There were 1,145 residents of the municipality who were employed in some capacity, of which females made up 40.1% of the workforce. In 2008 the total number of full-time equivalent jobs was 1,256. The number of jobs in the primary sector was 22, all of which were in agriculture. The number of jobs in the secondary sector was 167, of which 131 or (78.4%) were in manufacturing and 28 (16.8%) were in construction.
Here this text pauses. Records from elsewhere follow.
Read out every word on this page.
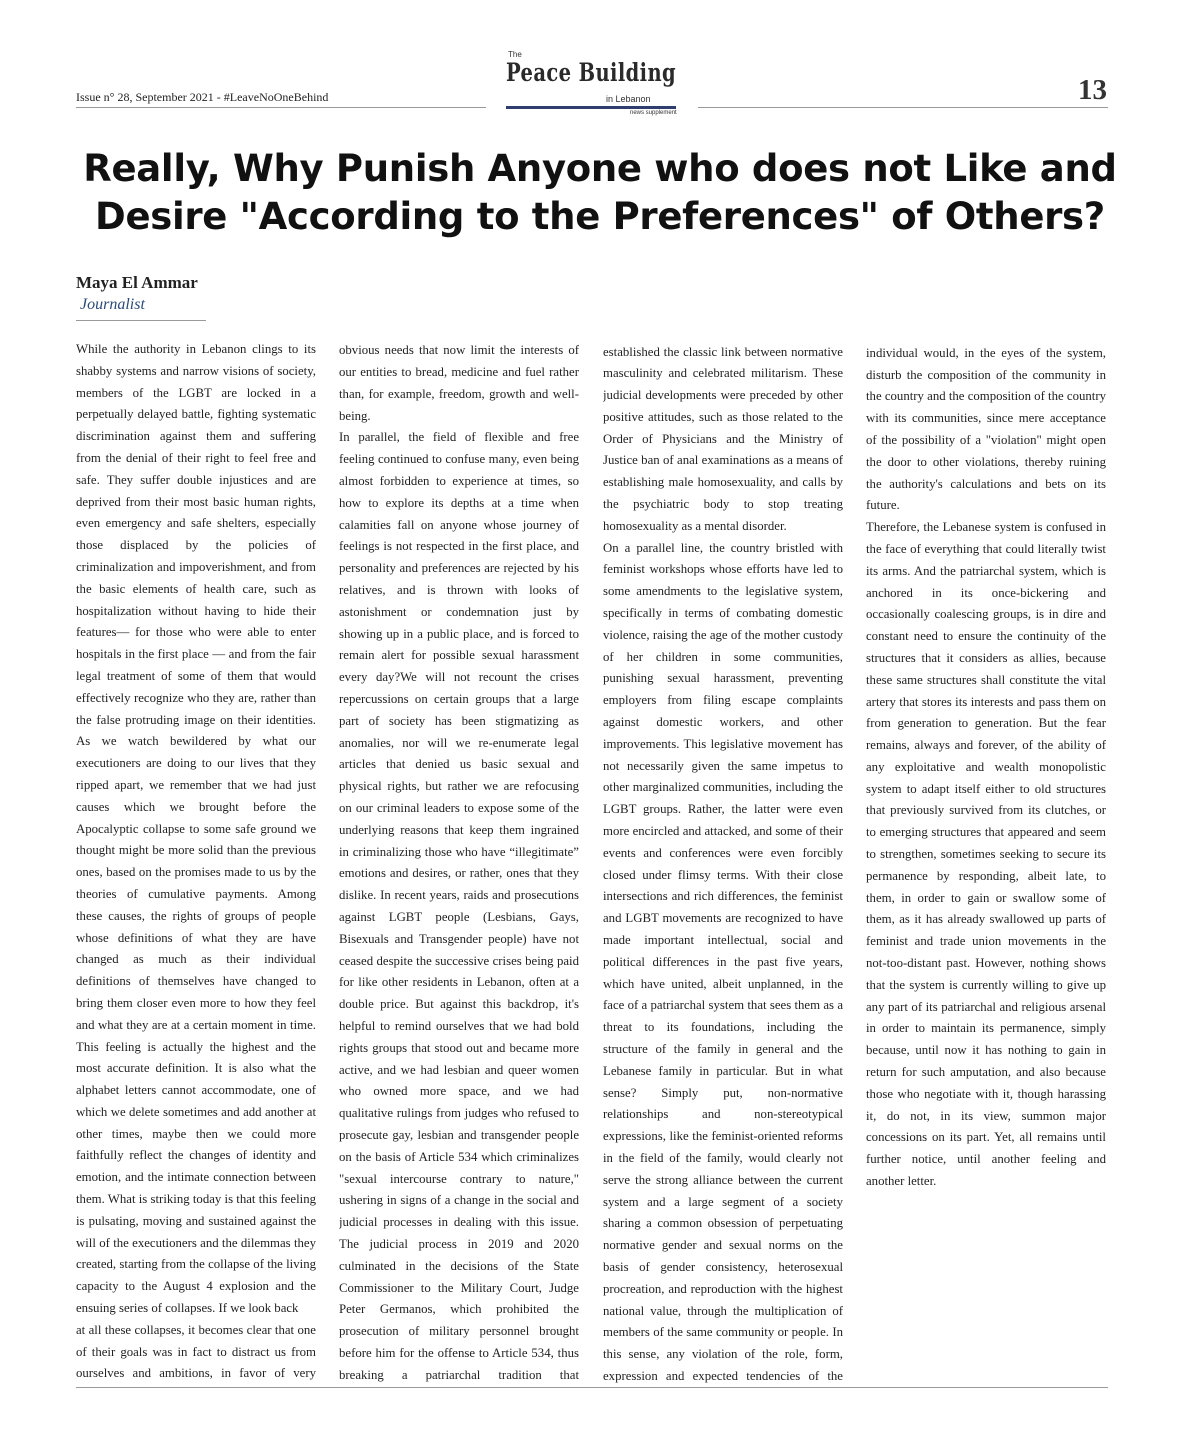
Issue n° 28, September 2021 - #LeaveNoOneBehind
The
Peace Building
in Lebanon
news supplement
13
Really, Why Punish Anyone who does not Like and
Desire "According to the Preferences" of Others?
Maya El Ammar
Journalist

While the authority in Lebanon clings to its shabby systems and narrow visions of society, members of the LGBT are locked in a perpetually delayed battle, fighting systematic discrimination against them and suffering from the denial of their right to feel free and safe. They suffer double injustices and are deprived from their most basic human rights, even emergency and safe shelters, especially those displaced by the policies of criminalization and impoverishment, and from the basic elements of health care, such as hospitalization without having to hide their features— for those who were able to enter hospitals in the first place — and from the fair legal treatment of some of them that would effectively recognize who they are, rather than the false protruding image on their identities. As we watch bewildered by what our executioners are doing to our lives that they ripped apart, we remember that we had just causes which we brought before the Apocalyptic collapse to some safe ground we thought might be more solid than the previous ones, based on the promises made to us by the theories of cumulative payments. Among these causes, the rights of groups of people whose definitions of what they are have changed as much as their individual definitions of themselves have changed to bring them closer even more to how they feel and what they are at a certain moment in time. This feeling is actually the highest and the most accurate definition. It is also what the alphabet letters cannot accommodate, one of which we delete sometimes and add another at other times, maybe then we could more faithfully reflect the changes of identity and emotion, and the intimate connection between them. What is striking today is that this feeling is pulsating, moving and sustained against the will of the executioners and the dilemmas they created, starting from the collapse of the living capacity to the August 4 explosion and the ensuing series of collapses. If we look back

at all these collapses, it becomes clear that one of their goals was in fact to distract us from ourselves and ambitions, in favor of very

obvious needs that now limit the interests of our entities to bread, medicine and fuel rather than, for example, freedom, growth and well-being.

In parallel, the field of flexible and free feeling continued to confuse many, even being almost forbidden to experience at times, so how to explore its depths at a time when calamities fall on anyone whose journey of feelings is not respected in the first place, and personality and preferences are rejected by his relatives, and is thrown with looks of astonishment or condemnation just by showing up in a public place, and is forced to remain alert for possible sexual harassment every day?We will not recount the crises repercussions on certain groups that a large part of society has been stigmatizing as anomalies, nor will we re-enumerate legal articles that denied us basic sexual and physical rights, but rather we are refocusing on our criminal leaders to expose some of the underlying reasons that keep them ingrained in criminalizing those who have “illegitimate” emotions and desires, or rather, ones that they dislike. In recent years, raids and prosecutions against LGBT people (Lesbians, Gays, Bisexuals and Transgender people) have not ceased despite the successive crises being paid for like other residents in Lebanon, often at a double price. But against this backdrop, it's helpful to remind ourselves that we had bold rights groups that stood out and became more active, and we had lesbian and queer women who owned more space, and we had qualitative rulings from judges who refused to prosecute gay, lesbian and transgender people on the basis of Article 534 which criminalizes "sexual intercourse contrary to nature," ushering in signs of a change in the social and judicial processes in dealing with this issue. The judicial process in 2019 and 2020 culminated in the decisions of the State Commissioner to the Military Court, Judge Peter Germanos, which prohibited the prosecution of military personnel brought before him for the offense to Article 534, thus breaking a patriarchal tradition that

established the classic link between normative masculinity and celebrated militarism. These judicial developments were preceded by other positive attitudes, such as those related to the Order of Physicians and the Ministry of Justice ban of anal examinations as a means of establishing male homosexuality, and calls by the psychiatric body to stop treating homosexuality as a mental disorder.

On a parallel line, the country bristled with feminist workshops whose efforts have led to some amendments to the legislative system, specifically in terms of combating domestic violence, raising the age of the mother custody of her children in some communities, punishing sexual harassment, preventing employers from filing escape complaints against domestic workers, and other improvements. This legislative movement has not necessarily given the same impetus to other marginalized communities, including the LGBT groups. Rather, the latter were even more encircled and attacked, and some of their events and conferences were even forcibly closed under flimsy terms. With their close intersections and rich differences, the feminist and LGBT movements are recognized to have made important intellectual, social and political differences in the past five years, which have united, albeit unplanned, in the face of a patriarchal system that sees them as a threat to its foundations, including the structure of the family in general and the Lebanese family in particular. But in what sense? Simply put, non-normative relationships and non-stereotypical expressions, like the feminist-oriented reforms in the field of the family, would clearly not serve the strong alliance between the current system and a large segment of a society sharing a common obsession of perpetuating normative gender and sexual norms on the basis of gender consistency, heterosexual procreation, and reproduction with the highest national value, through the multiplication of members of the same community or people. In this sense, any violation of the role, form, expression and expected tendencies of the

individual would, in the eyes of the system, disturb the composition of the community in the country and the composition of the country with its communities, since mere acceptance of the possibility of a "violation" might open the door to other violations, thereby ruining the authority's calculations and bets on its future.

Therefore, the Lebanese system is confused in the face of everything that could literally twist its arms. And the patriarchal system, which is anchored in its once-bickering and occasionally coalescing groups, is in dire and constant need to ensure the continuity of the structures that it considers as allies, because these same structures shall constitute the vital artery that stores its interests and pass them on from generation to generation. But the fear remains, always and forever, of the ability of any exploitative and wealth monopolistic system to adapt itself either to old structures that previously survived from its clutches, or to emerging structures that appeared and seem to strengthen, sometimes seeking to secure its permanence by responding, albeit late, to them, in order to gain or swallow some of them, as it has already swallowed up parts of feminist and trade union movements in the not-too-distant past. However, nothing shows that the system is currently willing to give up any part of its patriarchal and religious arsenal in order to maintain its permanence, simply because, until now it has nothing to gain in return for such amputation, and also because those who negotiate with it, though harassing it, do not, in its view, summon major concessions on its part. Yet, all remains until further notice, until another feeling and another letter.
The number of jobs in the tertiary sector was 1,067. In the tertiary sector; 912 or 85.5% were in wholesale or retail sales or the repair of motor vehicles, 21 or 2.0% were in the movement and storage of goods, 42 or 3.9% were in a hotel or restaurant, 3 or 0.3% were in the information industry, 8 or 0.7% were the insurance or financial industry, 9 or 0.8% were technical professionals or scientists, 22 or 2.1% were in education and 18 or 1.7% were in health care.

In 2000, there were 467 workers who commuted into the municipality and 982 workers who commuted away. The municipality is a net exporter of workers, with about 2.1 workers leaving the municipality for every one entering. About 33.0% of the workforce coming into Coldrerio are coming from outside Switzerland, while 0.8% of the locals commute out of Switzerland for work. Of the working population, 9.3% used public transportation to get to work, and 71% used a private car.
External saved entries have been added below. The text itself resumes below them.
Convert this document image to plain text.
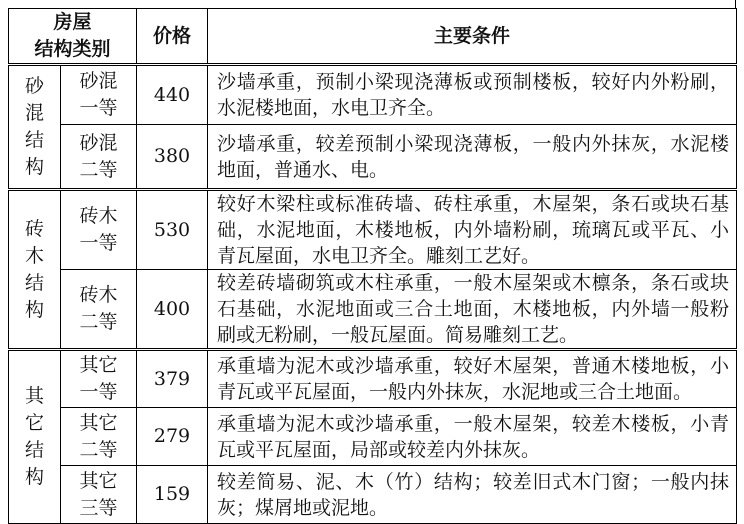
房屋
结构类别		价格	主要条件
砂混结构	砂混一等	440	沙墙承重，预制小梁现浇薄板或预制楼板，较好内外粉刷，
水泥楼地面，水电卫齐全。

	砂混二等	380	沙墙承重，较差预制小梁现浇薄板，一般内外抹灰，水泥楼
地面，普通水、电。

砖木结构	砖木一等	530	较好木梁柱或标准砖墙、砖柱承重，木屋架，条石或块石基
础，水泥地面，木楼地板，内外墙粉刷，琉璃瓦或平瓦、小
青瓦屋面，水电卫齐全。雕刻工艺好。

	砖木二等	400	较差砖墙砌筑或木柱承重，一般木屋架或木檩条，条石或块
石基础，水泥地面或三合土地面，木楼地板，内外墙一般粉
刷或无粉刷，一般瓦屋面。简易雕刻工艺。

其它结构	其它一等	379	承重墙为泥木或沙墙承重，较好木屋架，普通木楼地板，小
青瓦或平瓦屋面，一般内外抹灰，水泥地或三合土地面。

	其它二等	279	承重墙为泥木或沙墙承重，一般木屋架，较差木楼板，小青
瓦或平瓦屋面，局部或较差内外抹灰。

	其它三等	159	较差简易、泥、木（竹）结构；较差旧式木门窗；一般内抹
灰；煤屑地或泥地。
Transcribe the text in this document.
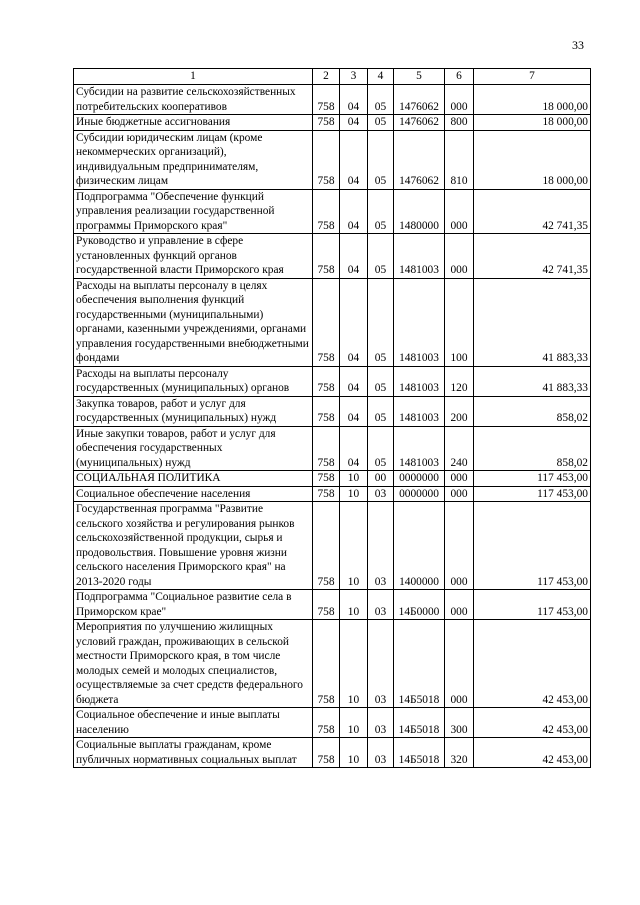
33
1	2	3	4	5	6	7
Субсидии на развитие сельскохозяйственных потребительских кооперативов	758	04	05	1476062	000	18 000,00
Иные бюджетные ассигнования	758	04	05	1476062	800	18 000,00
Субсидии юридическим лицам (кроме некоммерческих организаций), индивидуальным предпринимателям, физическим лицам	758	04	05	1476062	810	18 000,00
Подпрограмма "Обеспечение функций управления реализации государственной программы Приморского края"	758	04	05	1480000	000	42 741,35
Руководство и управление в сфере установленных функций органов государственной власти Приморского края	758	04	05	1481003	000	42 741,35
Расходы на выплаты персоналу в целях обеспечения выполнения функций государственными (муниципальными) органами, казенными учреждениями, органами управления государственными внебюджетными фондами	758	04	05	1481003	100	41 883,33
Расходы на выплаты персоналу государственных (муниципальных) органов	758	04	05	1481003	120	41 883,33
Закупка товаров, работ и услуг для государственных (муниципальных) нужд	758	04	05	1481003	200	858,02
Иные закупки товаров, работ и услуг для обеспечения государственных (муниципальных) нужд	758	04	05	1481003	240	858,02
СОЦИАЛЬНАЯ ПОЛИТИКА	758	10	00	0000000	000	117 453,00
Социальное обеспечение населения	758	10	03	0000000	000	117 453,00
Государственная программа "Развитие сельского хозяйства и регулирования рынков сельскохозяйственной продукции, сырья и продовольствия. Повышение уровня жизни сельского населения Приморского края" на 2013-2020 годы	758	10	03	1400000	000	117 453,00
Подпрограмма "Социальное развитие села в Приморском крае"	758	10	03	14Б0000	000	117 453,00
Мероприятия по улучшению жилищных условий граждан, проживающих в сельской местности Приморского края, в том числе молодых семей и молодых специалистов, осуществляемые за счет средств федерального бюджета	758	10	03	14Б5018	000	42 453,00
Социальное обеспечение и иные выплаты населению	758	10	03	14Б5018	300	42 453,00
Социальные выплаты гражданам, кроме публичных нормативных социальных выплат	758	10	03	14Б5018	320	42 453,00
As of 2009, there was one hotel in Coldrerio.

==Religion==
From the 2000 census, 2,199 or 86.6% were Roman Catholic, while 98 or 3.9% belonged to the Swiss Reformed Church. There are 169 individuals (or about 6.66% of the population) who belong to another church (not listed on the census), and 72 individuals (or about 2.84% of the population) did not answer the question.

==Weather==
Coldrerio has an average of 98.9 days of rain or snow per year and on average receives 1507 mm of precipitation. The wettest month is May during which time Coldrerio receives an average of 188 mm of rain or snow. During this month there is precipitation for an average of 12.5 days. The driest month of the year is December with an average of 67 mm of precipitation over 5.6 days.

==Education==
The entire Swiss population is generally well educated. In Coldrerio about 69.8% of the population (between age 25 and 64) have completed either non-mandatory upper secondary education or additional higher education (either University or a Fachhochschule).
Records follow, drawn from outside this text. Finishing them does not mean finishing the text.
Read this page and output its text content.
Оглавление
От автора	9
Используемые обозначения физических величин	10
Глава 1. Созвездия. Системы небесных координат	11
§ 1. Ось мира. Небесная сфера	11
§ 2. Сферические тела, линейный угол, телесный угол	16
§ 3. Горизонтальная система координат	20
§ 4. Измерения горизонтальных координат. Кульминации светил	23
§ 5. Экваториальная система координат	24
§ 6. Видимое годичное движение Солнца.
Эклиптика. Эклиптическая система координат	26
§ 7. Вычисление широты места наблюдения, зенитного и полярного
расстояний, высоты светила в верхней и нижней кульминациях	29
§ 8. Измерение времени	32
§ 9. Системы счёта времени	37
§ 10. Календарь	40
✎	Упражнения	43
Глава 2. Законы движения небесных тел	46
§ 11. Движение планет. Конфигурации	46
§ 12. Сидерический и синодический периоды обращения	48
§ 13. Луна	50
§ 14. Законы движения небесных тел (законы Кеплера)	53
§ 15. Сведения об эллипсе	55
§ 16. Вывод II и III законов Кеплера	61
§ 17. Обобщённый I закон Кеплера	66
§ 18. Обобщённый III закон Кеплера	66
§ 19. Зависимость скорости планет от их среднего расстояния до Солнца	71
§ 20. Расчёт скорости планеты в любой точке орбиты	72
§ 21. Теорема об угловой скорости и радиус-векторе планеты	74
In Coldrerio there were a total of 384 students (As of 2009). The Ticino education system provides up to three years of non-mandatory kindergarten and in Coldrerio there were 57 children in kindergarten. The primary school program lasts for five years and includes both a standard school and a special school. In the municipality, 87 students attended the standard primary schools and 3 students attended the special school. In the lower secondary school system, students either attend a two-year middle school followed by a two-year pre-apprenticeship or they attend a four-year program to prepare for higher education. There were 100 students in the two-year middle school and 1 in their pre-apprenticeship, while 54 students were in the four-year advanced program.

The upper secondary school includes several options, but at the end of the upper secondary program, a student will be prepared to enter a trade or to continue on to a university or college. In Ticino, vocational students may either attend school while working on their internship or apprenticeship (which takes three or four years) or may attend school followed by an internship or apprenticeship (which takes one year as a full-time student or one and a half to two years as a part-time student). There were 43 vocational students who were attending school full-time and 31 who attend part-time.

The professional program lasts three years and prepares a student for a job in engineering, nursing, computer science, business, tourism and similar fields. There were 8 students in the professional program.

As of 2000, there was 1 student in Coldrerio who came from another municipality, while 247 residents attended schools outside the municipality.